TRENTON, N.J. (AP) — The tests used by a New Jersey agency responsible for awarding millions of dollars in tax breaks to businesses had deficiencies that may have lead to improperly awarded incentives, a task force said Thursday.
The task force set up last year by Democratic Gov. Phil Murphy issued its second report Thursday on the now-expired tax credit program run by the Economic Development Authority. The 88-page document reflected a number of conclusions the body found seven months ago when it published a preliminary report.
Another top finding was that the authority had bias toward approving the credits, something it referred to as a “culture of getting to yes" on the question of awarding tax breaks.
“The Task Force has observed a general predisposition at the EDA to approve awards for tax incentives, and at higher amounts when possible,” the report said.

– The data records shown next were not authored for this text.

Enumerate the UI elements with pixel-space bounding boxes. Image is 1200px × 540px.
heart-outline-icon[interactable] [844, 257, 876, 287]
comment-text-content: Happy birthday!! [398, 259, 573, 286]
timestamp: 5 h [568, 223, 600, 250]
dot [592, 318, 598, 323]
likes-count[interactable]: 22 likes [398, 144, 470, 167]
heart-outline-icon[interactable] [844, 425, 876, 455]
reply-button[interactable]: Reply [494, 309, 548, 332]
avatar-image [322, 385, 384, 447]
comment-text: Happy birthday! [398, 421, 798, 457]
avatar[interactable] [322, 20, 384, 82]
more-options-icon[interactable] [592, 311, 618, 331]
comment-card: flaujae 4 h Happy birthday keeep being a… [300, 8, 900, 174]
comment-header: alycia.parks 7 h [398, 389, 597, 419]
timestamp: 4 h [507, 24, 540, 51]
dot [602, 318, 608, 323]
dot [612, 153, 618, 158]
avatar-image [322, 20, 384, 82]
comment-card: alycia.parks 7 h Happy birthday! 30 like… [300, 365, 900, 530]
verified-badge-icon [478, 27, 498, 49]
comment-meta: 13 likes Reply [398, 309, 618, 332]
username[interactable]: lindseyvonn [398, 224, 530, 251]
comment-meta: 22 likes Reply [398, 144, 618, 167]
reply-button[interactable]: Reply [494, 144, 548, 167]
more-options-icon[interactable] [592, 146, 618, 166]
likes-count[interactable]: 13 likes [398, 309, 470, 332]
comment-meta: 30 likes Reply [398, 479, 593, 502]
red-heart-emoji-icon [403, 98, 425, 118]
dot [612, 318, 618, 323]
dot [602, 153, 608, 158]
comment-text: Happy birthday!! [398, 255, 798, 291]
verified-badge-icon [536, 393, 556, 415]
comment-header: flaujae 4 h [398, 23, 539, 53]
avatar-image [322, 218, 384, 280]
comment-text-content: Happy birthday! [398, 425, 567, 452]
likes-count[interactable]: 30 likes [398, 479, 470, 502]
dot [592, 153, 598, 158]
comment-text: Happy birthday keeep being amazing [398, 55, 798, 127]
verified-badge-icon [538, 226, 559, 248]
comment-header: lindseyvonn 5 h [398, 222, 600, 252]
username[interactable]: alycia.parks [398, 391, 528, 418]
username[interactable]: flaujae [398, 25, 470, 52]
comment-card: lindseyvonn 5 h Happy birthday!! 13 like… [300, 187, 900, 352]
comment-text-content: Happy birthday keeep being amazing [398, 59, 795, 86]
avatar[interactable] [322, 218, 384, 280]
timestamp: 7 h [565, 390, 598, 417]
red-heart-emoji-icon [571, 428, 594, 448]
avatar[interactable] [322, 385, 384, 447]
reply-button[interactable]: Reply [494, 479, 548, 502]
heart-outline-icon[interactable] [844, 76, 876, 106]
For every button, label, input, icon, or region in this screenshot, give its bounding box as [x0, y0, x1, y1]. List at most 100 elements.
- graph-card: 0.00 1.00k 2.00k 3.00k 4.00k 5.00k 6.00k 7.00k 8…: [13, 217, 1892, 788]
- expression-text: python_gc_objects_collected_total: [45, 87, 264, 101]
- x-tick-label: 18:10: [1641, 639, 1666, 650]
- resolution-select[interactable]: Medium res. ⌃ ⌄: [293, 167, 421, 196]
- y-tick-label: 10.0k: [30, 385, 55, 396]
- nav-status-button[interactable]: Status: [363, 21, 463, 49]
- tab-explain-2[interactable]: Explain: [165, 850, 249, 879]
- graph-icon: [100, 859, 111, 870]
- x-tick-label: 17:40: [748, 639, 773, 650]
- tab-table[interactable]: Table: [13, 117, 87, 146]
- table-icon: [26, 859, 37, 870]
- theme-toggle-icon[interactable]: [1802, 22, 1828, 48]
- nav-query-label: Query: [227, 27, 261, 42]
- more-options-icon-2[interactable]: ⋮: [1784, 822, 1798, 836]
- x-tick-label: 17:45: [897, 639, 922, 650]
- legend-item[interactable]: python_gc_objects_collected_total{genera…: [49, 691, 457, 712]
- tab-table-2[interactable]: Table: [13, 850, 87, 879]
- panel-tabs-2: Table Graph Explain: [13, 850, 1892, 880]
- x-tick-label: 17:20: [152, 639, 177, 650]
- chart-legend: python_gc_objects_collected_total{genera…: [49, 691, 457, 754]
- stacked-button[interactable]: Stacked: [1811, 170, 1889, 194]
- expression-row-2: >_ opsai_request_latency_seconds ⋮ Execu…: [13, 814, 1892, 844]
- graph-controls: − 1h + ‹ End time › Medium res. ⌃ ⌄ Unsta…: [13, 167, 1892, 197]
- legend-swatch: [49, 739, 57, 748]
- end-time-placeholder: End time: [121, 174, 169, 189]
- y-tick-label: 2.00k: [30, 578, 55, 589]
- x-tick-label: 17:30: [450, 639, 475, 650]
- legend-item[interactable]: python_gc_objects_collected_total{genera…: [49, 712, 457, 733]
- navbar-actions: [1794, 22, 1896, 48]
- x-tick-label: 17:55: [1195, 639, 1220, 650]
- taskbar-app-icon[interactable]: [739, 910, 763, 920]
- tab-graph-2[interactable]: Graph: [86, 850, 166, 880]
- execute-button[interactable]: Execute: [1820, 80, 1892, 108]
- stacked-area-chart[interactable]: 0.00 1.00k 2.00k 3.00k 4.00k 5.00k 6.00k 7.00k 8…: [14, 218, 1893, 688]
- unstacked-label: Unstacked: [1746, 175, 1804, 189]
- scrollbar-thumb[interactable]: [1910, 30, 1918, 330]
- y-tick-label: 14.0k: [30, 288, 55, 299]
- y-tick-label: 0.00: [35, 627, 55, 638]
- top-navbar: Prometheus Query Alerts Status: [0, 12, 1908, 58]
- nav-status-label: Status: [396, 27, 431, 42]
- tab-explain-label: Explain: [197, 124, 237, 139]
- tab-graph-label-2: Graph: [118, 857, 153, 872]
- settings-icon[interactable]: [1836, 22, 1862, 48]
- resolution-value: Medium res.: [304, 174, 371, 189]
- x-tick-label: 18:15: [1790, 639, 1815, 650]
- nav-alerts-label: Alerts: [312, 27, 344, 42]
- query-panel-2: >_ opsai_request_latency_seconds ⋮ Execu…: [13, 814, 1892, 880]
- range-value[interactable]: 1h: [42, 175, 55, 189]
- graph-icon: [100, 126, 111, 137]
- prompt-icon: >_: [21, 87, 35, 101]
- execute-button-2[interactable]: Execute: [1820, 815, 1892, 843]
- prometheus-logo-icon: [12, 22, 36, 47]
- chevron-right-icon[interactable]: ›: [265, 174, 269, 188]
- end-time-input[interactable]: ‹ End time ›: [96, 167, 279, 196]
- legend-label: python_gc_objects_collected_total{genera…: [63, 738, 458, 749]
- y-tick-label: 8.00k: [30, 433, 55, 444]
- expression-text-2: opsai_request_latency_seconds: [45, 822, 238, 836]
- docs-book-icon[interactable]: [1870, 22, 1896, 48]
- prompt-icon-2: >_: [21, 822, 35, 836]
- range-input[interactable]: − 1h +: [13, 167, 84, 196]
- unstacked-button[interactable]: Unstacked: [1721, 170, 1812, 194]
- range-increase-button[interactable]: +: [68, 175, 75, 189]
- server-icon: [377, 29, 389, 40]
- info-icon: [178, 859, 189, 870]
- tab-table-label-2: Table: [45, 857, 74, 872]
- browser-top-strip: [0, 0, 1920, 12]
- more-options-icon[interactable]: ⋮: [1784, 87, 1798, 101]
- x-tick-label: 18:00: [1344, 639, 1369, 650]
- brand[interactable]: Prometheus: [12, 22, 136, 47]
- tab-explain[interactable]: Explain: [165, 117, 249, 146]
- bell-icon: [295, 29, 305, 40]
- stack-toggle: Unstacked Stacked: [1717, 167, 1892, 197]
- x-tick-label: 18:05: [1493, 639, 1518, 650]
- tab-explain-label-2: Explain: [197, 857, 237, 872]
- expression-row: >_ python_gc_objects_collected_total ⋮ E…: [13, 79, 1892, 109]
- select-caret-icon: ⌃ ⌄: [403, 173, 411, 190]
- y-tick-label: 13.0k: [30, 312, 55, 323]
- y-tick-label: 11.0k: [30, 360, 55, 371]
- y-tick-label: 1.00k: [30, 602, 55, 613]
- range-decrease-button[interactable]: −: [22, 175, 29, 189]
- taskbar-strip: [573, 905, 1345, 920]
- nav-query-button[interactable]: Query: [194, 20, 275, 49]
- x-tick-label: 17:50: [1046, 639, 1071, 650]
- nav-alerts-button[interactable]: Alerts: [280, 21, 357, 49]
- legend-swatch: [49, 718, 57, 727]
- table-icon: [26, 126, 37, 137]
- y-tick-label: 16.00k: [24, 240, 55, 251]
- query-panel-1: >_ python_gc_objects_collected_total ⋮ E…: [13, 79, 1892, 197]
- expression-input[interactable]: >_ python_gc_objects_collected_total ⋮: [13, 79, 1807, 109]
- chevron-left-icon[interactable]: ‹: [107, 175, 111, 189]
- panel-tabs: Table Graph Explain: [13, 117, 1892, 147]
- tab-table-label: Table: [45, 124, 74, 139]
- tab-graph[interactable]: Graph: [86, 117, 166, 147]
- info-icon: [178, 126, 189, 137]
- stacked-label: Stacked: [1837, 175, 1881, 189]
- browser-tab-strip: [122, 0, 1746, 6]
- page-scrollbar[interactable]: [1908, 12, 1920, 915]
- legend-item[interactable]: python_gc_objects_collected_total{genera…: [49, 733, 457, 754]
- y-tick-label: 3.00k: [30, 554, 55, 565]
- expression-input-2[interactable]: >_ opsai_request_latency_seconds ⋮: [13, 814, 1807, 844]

Among the deficiencies the task force highlighted was a failure to adequately vet claims made by businesses about the likelihood companies would move jobs out of state, which was a key factor in awarding tax breaks.
The task force also said that its investigation led to voluntary terminations of awards that saved the state $11 million.
In a statement, authority CEO Tim Sullivan said the task force's work played a role in improving performance at the EDA. Sullivan was appointed by Murphy after the governor succeeded Republican Chris Christie in 2018.
Sullivan said he will review the report in detail to look for “further opportunities for improvement."
Murphy impaneled the task force last year after earlier state comptroller and auditor reports questioned whether the development authority had adequate oversight of the tax breaks.
The tax credits in question were enacted under a 2013 bill, but they expired on July 1. Murphy and lawmakers have disagreed over how to move forward. Murphy wants to cap how much is awarded annually, but legislators question whether that will put the state at a disadvantage compared with neighboring states.
Murphy again called on lawmakers to renew the tax breaks in his State of the State address on Tuesday.
The task force made waves last year in state politics.
At one hearing, a whistleblower testified that an unidentified firm she worked for said it was considering leaving the state in order to get credits when she knew the company had already decided to stay.
The second hearing turned up documents showing that firms connected with influential Democratic political powerbroker George Norcross gave inconsistent responses while applying for credits when asked whether they considered leaving the state, a key requirement in most cases for being awarded credits.
That led to Norcross to sue Murphy seeking to block the task force's first report, but a judge disagreed, and the report came out.
The report concluded that special interests, particularly those linked to Norcross, helped write the legislation to benefit stakeholders, who later did benefit.
Norcross disputes the findings and has suggested the task force amounts to a political witch hunt. He defended his businesses in a hearing before lawmakers, saying the task force's work contained misstatements and “mischaracterizations."